Dec. 2020. Spaceship Blues EP- by Scantron
"I thoroughly enjoyed Jason Pfaff’s latest EP music release “Spaceship Blues":, and listening to it for review has caused a change in myself and brought me to reflect on my relationship to music both as a listener and as an artist. This release, to me, fits well into the postmodern type of environment that defines the current climate, where many genres can co-mingle and co-exist. At the same time, it reflects a similar vibe that was present from the decade spanning from the 90s to the early 2000s when genres like electronic, folk, indie rock, etc could co-exist and reflect on each other.
The first track, “Closer”, has an electronic beat, rocking guitars, and melancholy vocals that refrain “I just can’t figure it out”. It is ambient in multiple ways, from trance-y to noise rock and is a great mood piece to start the vibe of this eclectic album.

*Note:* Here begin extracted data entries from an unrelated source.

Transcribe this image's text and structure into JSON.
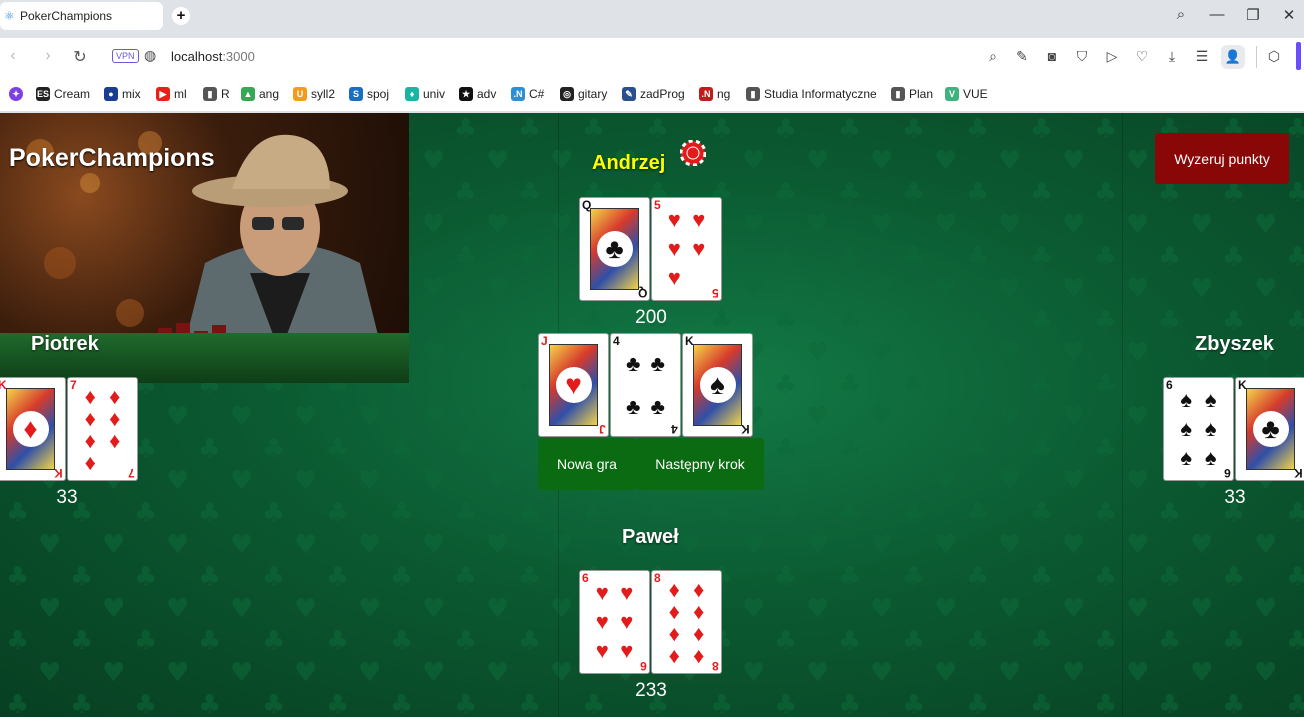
{
  "browser": {
    "tab_title": "PokerChampions",
    "vpn_label": "VPN",
    "url_host": "localhost",
    "url_port": ":3000"
  },
  "bookmarks": [
    {
      "label": "Cream",
      "badge": "ES",
      "color": "#222222"
    },
    {
      "label": "mix",
      "badge": "●",
      "color": "#1a3d8f"
    },
    {
      "label": "ml",
      "badge": "▶",
      "color": "#e62117"
    },
    {
      "label": "R",
      "badge": "▮",
      "color": "#555555"
    },
    {
      "label": "ang",
      "badge": "▲",
      "color": "#34a853"
    },
    {
      "label": "syll2",
      "badge": "U",
      "color": "#f49b1d"
    },
    {
      "label": "spoj",
      "badge": "S",
      "color": "#1a6fc4"
    },
    {
      "label": "univ",
      "badge": "♦",
      "color": "#1bb3a3"
    },
    {
      "label": "adv",
      "badge": "★",
      "color": "#111111"
    },
    {
      "label": "C#",
      "badge": ".N",
      "color": "#2a8fd6"
    },
    {
      "label": "gitary",
      "badge": "◎",
      "color": "#222222"
    },
    {
      "label": "zadProg",
      "badge": "✎",
      "color": "#2a4f8f"
    },
    {
      "label": "ng",
      "badge": ".N",
      "color": "#c51a1a"
    },
    {
      "label": "Studia Informatyczne",
      "badge": "▮",
      "color": "#555555"
    },
    {
      "label": "Plan",
      "badge": "▮",
      "color": "#555555"
    },
    {
      "label": "VUE",
      "badge": "V",
      "color": "#3fb27f"
    }
  ],
  "app": {
    "brand": "PokerChampions",
    "reset_button": "Wyzeruj punkty",
    "new_game_button": "Nowa gra",
    "next_step_button": "Następny krok"
  },
  "players": {
    "top": {
      "name": "Andrzej",
      "score": "200",
      "active": true,
      "cards": [
        {
          "rank": "Q",
          "suit": "♣",
          "color": "black"
        },
        {
          "rank": "5",
          "suit": "♥",
          "color": "red"
        }
      ]
    },
    "left": {
      "name": "Piotrek",
      "score": "33",
      "cards": [
        {
          "rank": "K",
          "suit": "♦",
          "color": "red"
        },
        {
          "rank": "7",
          "suit": "♦",
          "color": "red"
        }
      ]
    },
    "right": {
      "name": "Zbyszek",
      "score": "33",
      "cards": [
        {
          "rank": "6",
          "suit": "♠",
          "color": "black"
        },
        {
          "rank": "K",
          "suit": "♣",
          "color": "black"
        }
      ]
    },
    "bottom": {
      "name": "Paweł",
      "score": "233",
      "cards": [
        {
          "rank": "6",
          "suit": "♥",
          "color": "red"
        },
        {
          "rank": "8",
          "suit": "♦",
          "color": "red"
        }
      ]
    }
  },
  "community_cards": [
    {
      "rank": "J",
      "suit": "♥",
      "color": "red"
    },
    {
      "rank": "4",
      "suit": "♣",
      "color": "black"
    },
    {
      "rank": "K",
      "suit": "♠",
      "color": "black"
    }
  ],
  "colors": {
    "felt": "#0b5a31",
    "active_player": "#ffff00",
    "reset_button": "#8a0707",
    "action_button": "#0b6b12"
  }
}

This is followed up by the second track “A Stellar Wind”. This piece is more lyric heavy, with content similar to early Dylan mixed with 90s Beck: “And then the angry shepherd came clean, when he found out santa klaus was green, he dropped the act he crossed the line he told them everything, he never spoke again now he just singssss”. The vocal style moves from reminiscent-of-Leonard-Cohen on the verses to belting a David-Bowie-balladesque chorus delivery style. With both those artists mentioned in the previous sentence having moved on from this world, Jason Pfaff may be some of the closest you will get to this type of art moving forward on this material plane. With acoustic sounds of piano and drums setting a natural mood, this is offset by the production effects that process the acoustic instruments and bring skilled texture to the overall piece. Arrangement, production, performance, and songwriting are all showcased by this piece.
The centerpiece third track “Megafone” starts out with heavy drums and titular vocal processing sound. It is heavy rock style, but with live recording on the percussion it proves its later refrain “nothing means nothing if it ain’t got soul” because you can feel an energy that is lacking in much over-produced and over-processed music of today. It is definitely produced and processed, but in a way that is a lost art in today’s market. Verse lyrics like “too many selfies but not enough self” defines the antithesis of what music like this song make you feel and a world apart from the hope an album like this brings. When the expertly juxtaposed melodic chorus of “I’m waiting for the greyhound bus” come in, it makes you wish you could take a greyhound bus back to when music like this was popular. The only way to do this is to cause a shift in music like this album is leading towards.
The fourth track “A New Dawn” upon careful listening can lead one to its titular focal point. It juxtaposes many elements like acoustic drums with electronic rhythms, guitar strums with glitchy electronics, and toy piano notes with sequencer arpeggios. These dualities are mixed together in a very subtle way and can be missed on first listen if one is not careful or mindful. The vocal sounds or chant toward the end of the track place a human character above the apparent dualities and highlight their synthesis and transcendence.
“How it Ends” could refer to this as the final track on the album, the end of a highly-personal romantic relationship, or to humanity with its culture and civilization at current point. This track I personally pair in my mind with the second track in that they both showcase the four elements mentioned in the last sentence of that track’s review paragraph. This similarity gives cohesion to the album and a style to the eclectism found in all its five tracks. The word Spaceship reminds me of futuristic processing on this track, from heavy industrial-drone leads in the middle all the way to the few final electronic beeps one might miss if they tune out the album too early. It features electronic musical elements that are alive, not empty. They are filled with the second element: Blues. You sense true emotional expression and even pain, yet possibly melancholic hope? That is what this album is to me. It took me a long time to review this album because it is not a simple feat. If one were to hear this album and dismiss it, it would be because themselves could not handle the self reflection. This current society has been running from its duty to understand where it is in arts and social history too much in popular music, and Spaceship Blues is the antidote whose sweetness is a coting for one to take a pill that if not bitter is at least melancholic to the core. At least that is real emotion and the type of production this generation needs. The road to heaven may be paved with a philosopher’s stone, and this is truly a masterwork that makes me look forward to the future: from listening to this album more, from seeing further output from Jason Pfaff, and from seeing where society including myself moves with culture and arts. The end of this paragraph ties with its start and a threefold reflection brought on by this album and presents itself to any willing reader of this review or listener of the album: Spaceship Blues."